Taking a fiscally conservative approach to spending is the only way a government can guarantee putting its debt under control.

John Kerry seems to have the position you earlier posted, just raise taxes on the rich and then the deficit issue will be resolved. I think that such an approach is irresponsible and can have unpredictable results on the economy. It's like a company that's in financial trouble and decides to just raise the price on its products to compensate. That doesn't nessecarily work because you're not guaranteed that the people will buy your product at a higher price, infact quite the opposite usually occurs.

President Bush, however, wants to cut spending to pay back the debt which is not only responsible since it doesn't put the blame of the debt on the population and on the economy, but guarantees that the debt gets paid back in the long run.

Nakiro
09-01-2004, 01:31 AM
I think you are reading into what I am saying.

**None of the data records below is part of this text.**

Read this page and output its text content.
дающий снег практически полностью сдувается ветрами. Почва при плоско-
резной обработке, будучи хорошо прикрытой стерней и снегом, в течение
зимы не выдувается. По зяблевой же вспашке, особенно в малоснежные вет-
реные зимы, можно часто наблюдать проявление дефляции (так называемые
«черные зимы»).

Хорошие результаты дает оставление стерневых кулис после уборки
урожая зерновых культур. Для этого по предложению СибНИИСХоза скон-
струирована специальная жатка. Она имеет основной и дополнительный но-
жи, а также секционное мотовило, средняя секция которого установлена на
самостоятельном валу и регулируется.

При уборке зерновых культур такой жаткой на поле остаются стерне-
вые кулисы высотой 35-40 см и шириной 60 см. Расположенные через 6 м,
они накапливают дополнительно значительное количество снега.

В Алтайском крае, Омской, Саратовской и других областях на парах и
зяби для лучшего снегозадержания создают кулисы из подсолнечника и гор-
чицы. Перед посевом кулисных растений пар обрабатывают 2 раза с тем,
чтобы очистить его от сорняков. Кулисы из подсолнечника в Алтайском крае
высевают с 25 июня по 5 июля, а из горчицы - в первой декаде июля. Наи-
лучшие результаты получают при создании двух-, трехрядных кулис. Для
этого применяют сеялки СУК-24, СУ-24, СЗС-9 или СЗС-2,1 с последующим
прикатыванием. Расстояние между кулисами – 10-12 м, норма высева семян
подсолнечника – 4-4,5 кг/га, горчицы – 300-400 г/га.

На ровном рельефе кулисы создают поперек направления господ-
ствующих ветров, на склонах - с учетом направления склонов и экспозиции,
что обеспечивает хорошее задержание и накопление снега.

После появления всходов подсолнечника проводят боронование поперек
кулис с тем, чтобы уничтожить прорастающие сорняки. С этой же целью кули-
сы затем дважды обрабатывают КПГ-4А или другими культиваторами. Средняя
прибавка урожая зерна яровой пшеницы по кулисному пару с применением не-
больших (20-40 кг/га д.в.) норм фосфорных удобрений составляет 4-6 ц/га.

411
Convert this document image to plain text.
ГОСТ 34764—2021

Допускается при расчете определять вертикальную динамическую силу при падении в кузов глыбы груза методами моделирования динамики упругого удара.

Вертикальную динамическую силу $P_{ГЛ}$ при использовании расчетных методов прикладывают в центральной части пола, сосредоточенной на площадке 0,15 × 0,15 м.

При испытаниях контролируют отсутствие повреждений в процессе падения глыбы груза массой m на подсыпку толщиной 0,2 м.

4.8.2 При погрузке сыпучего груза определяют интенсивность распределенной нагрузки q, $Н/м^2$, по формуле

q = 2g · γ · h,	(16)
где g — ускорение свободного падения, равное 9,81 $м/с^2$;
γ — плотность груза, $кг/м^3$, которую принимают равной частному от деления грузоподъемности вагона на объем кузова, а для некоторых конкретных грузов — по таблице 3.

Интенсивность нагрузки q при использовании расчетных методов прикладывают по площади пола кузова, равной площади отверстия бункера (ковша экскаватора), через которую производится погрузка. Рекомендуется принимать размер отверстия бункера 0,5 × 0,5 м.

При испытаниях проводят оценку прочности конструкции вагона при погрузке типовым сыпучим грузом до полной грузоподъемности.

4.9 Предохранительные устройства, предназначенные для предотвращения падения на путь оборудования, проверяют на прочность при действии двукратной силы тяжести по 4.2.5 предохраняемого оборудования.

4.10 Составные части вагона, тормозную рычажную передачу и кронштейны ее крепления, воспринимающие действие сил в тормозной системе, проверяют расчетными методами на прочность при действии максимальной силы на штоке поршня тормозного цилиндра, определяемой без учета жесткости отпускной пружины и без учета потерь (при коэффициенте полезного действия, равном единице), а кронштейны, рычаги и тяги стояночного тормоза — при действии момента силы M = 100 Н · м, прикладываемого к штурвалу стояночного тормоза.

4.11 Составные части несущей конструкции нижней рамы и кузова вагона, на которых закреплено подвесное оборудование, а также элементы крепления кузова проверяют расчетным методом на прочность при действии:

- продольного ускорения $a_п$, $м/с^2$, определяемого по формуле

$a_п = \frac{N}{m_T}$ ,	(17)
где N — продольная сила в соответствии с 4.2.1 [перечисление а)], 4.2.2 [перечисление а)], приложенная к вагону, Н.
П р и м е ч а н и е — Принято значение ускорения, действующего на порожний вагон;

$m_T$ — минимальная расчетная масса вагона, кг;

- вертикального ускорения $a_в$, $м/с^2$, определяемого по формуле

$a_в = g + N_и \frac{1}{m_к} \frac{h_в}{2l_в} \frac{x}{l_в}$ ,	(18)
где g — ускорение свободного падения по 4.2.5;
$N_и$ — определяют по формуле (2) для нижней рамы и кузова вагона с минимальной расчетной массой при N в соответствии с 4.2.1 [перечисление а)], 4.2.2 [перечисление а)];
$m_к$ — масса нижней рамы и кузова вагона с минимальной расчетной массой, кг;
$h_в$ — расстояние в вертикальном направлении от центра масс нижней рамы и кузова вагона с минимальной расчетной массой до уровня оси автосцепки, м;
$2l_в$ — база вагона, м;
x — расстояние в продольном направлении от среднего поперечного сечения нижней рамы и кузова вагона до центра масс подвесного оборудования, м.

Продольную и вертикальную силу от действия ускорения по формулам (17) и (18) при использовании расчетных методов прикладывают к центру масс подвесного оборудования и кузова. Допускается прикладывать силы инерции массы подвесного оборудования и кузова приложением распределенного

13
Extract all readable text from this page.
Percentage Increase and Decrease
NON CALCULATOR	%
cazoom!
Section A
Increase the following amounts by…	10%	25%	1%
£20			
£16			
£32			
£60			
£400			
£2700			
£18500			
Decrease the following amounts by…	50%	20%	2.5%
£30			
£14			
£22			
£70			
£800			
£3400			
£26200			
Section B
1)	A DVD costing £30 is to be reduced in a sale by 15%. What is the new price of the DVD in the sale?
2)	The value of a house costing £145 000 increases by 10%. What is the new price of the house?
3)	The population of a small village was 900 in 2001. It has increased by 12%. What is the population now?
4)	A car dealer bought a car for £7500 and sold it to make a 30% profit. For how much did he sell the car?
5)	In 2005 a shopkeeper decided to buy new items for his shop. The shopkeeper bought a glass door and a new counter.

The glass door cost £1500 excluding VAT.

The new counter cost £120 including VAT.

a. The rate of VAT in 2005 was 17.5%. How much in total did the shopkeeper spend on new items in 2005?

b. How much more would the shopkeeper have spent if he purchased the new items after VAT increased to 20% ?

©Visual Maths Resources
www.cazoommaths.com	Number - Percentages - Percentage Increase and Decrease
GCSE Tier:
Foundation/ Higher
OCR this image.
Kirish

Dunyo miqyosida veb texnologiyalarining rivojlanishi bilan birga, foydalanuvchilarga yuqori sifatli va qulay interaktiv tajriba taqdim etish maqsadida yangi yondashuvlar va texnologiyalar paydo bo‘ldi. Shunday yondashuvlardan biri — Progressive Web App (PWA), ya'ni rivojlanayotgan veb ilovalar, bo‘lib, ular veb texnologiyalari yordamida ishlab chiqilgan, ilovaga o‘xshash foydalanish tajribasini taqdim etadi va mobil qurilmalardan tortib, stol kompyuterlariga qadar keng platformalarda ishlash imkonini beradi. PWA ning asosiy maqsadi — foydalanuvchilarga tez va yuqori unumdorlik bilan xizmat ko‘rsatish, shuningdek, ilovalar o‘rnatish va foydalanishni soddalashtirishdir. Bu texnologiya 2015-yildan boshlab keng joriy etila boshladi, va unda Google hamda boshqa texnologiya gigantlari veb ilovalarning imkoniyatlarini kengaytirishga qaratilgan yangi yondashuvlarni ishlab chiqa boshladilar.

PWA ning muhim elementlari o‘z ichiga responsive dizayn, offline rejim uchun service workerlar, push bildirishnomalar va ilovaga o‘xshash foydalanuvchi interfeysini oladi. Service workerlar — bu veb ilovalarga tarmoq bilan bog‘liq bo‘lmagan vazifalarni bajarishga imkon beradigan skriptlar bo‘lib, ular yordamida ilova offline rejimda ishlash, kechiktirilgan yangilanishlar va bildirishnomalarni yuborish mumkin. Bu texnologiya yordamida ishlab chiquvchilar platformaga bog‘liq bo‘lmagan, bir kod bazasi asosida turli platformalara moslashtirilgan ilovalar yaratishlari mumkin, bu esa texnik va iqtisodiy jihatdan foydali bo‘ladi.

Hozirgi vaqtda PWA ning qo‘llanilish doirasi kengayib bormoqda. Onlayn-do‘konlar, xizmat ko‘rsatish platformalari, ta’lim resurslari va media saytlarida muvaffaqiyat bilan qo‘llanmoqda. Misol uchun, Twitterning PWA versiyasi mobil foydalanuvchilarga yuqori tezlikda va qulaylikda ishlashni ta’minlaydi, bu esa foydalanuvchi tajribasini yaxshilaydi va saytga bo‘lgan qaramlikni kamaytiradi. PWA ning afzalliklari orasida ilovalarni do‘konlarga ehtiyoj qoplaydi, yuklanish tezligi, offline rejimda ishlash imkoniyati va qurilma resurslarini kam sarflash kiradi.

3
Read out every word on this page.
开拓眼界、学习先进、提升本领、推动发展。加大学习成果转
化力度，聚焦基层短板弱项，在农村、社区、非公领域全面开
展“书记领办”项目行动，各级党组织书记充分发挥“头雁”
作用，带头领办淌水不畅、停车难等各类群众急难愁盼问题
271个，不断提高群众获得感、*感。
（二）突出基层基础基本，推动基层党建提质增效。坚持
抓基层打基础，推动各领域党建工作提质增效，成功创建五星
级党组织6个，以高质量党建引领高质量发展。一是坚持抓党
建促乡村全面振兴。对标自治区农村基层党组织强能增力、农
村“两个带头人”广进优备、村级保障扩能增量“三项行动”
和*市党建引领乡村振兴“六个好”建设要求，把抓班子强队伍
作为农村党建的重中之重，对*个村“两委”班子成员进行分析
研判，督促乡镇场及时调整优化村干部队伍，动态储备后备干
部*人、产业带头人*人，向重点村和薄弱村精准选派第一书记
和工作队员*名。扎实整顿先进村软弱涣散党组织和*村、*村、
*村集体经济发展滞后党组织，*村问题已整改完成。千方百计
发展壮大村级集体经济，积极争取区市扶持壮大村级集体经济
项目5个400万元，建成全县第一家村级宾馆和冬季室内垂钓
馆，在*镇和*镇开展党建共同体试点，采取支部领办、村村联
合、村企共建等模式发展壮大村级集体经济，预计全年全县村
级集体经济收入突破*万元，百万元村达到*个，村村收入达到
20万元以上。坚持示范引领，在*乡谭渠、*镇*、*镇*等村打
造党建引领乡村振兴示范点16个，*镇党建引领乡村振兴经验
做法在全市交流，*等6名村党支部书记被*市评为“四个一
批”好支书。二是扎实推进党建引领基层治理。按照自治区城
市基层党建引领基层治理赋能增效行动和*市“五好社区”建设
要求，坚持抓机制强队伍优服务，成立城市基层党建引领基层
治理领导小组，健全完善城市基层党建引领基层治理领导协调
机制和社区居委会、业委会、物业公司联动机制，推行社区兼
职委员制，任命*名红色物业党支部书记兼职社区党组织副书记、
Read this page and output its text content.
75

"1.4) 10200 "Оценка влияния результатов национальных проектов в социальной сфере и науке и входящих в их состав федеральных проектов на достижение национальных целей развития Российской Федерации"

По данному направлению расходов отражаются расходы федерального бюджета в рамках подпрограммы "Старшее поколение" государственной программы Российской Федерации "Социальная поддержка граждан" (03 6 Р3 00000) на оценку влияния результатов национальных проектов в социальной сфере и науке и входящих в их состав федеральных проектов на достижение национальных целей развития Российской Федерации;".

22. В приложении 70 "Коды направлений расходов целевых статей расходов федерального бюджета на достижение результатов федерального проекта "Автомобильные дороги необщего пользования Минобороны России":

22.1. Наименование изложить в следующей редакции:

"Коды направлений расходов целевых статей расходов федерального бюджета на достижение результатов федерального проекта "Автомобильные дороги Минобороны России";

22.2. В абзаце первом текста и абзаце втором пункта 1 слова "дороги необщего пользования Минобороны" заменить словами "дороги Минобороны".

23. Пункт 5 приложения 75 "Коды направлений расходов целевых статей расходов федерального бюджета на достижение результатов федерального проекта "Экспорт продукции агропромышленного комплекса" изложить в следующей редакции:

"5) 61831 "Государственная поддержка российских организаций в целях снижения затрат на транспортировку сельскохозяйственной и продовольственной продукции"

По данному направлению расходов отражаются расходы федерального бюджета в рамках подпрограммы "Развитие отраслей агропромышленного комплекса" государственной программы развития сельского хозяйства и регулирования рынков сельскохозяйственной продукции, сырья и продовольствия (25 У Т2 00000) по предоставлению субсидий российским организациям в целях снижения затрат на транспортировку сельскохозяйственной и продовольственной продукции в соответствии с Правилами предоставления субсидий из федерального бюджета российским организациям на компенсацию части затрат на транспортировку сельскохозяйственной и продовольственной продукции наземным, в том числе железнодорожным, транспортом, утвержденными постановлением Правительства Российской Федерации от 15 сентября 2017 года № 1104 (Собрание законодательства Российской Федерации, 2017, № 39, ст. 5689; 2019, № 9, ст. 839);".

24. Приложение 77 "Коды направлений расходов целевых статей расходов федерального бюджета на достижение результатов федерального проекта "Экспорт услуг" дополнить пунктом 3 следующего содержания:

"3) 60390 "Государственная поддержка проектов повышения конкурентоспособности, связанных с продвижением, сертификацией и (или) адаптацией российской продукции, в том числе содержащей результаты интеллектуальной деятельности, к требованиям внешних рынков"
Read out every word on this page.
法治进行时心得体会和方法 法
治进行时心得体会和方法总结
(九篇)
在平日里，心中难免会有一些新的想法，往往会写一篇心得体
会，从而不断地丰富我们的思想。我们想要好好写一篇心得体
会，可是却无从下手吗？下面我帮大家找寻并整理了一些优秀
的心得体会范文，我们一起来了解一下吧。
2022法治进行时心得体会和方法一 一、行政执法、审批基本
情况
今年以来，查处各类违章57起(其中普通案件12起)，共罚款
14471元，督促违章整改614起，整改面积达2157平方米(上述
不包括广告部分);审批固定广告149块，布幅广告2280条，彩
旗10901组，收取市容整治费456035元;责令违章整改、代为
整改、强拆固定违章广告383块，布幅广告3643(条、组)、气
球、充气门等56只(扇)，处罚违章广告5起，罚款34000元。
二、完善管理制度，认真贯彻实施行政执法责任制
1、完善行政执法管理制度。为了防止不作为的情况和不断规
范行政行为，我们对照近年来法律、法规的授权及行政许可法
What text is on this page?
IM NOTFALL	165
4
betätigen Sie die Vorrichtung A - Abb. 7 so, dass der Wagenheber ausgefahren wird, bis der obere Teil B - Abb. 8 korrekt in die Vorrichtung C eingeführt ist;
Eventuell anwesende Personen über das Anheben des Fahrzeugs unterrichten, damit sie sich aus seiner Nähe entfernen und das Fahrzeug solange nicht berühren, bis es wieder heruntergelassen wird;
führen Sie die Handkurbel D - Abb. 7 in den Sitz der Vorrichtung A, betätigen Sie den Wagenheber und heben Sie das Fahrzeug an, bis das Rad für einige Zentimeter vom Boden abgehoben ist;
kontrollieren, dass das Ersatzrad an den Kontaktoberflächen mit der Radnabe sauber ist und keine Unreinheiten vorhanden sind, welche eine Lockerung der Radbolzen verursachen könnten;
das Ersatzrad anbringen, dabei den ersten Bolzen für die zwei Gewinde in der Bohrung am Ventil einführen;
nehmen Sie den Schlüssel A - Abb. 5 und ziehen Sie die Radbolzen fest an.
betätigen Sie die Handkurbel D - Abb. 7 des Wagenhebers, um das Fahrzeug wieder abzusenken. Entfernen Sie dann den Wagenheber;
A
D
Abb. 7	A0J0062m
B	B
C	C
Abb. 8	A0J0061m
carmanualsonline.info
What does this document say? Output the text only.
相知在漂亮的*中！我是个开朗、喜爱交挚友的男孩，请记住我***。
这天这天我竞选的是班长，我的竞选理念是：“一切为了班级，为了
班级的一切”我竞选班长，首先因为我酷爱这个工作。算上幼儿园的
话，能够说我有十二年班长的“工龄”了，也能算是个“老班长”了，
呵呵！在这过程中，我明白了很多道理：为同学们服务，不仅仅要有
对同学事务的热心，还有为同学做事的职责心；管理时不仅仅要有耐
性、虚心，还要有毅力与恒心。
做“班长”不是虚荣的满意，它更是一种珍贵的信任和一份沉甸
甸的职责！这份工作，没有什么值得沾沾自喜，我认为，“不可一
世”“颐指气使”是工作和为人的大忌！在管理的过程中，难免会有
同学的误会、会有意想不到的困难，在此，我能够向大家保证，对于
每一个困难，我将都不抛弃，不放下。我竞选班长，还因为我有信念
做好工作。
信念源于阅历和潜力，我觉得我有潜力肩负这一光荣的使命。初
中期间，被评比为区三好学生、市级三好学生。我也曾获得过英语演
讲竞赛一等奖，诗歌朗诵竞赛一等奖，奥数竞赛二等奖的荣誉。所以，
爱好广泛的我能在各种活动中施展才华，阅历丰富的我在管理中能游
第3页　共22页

Yes, you can raise taxes, or you can lower government spending. I prefer to do both myself.

But if you are going to hold government spending constant and eventually stop selling bonds, the result is going to have to be to increase taxes. That is all I was trying to say.

No, goverment spending is not limited, but it is accountable, and that is what I am trying to illustrate.

imported_Kranar
09-01-2004, 01:43 AM
Fair enough.

Was a pretty interesting discussion for me anyways.

Nakiro
09-01-2004, 01:57 AM
Yah I took a macro econ class over the summer. I found it fasinating.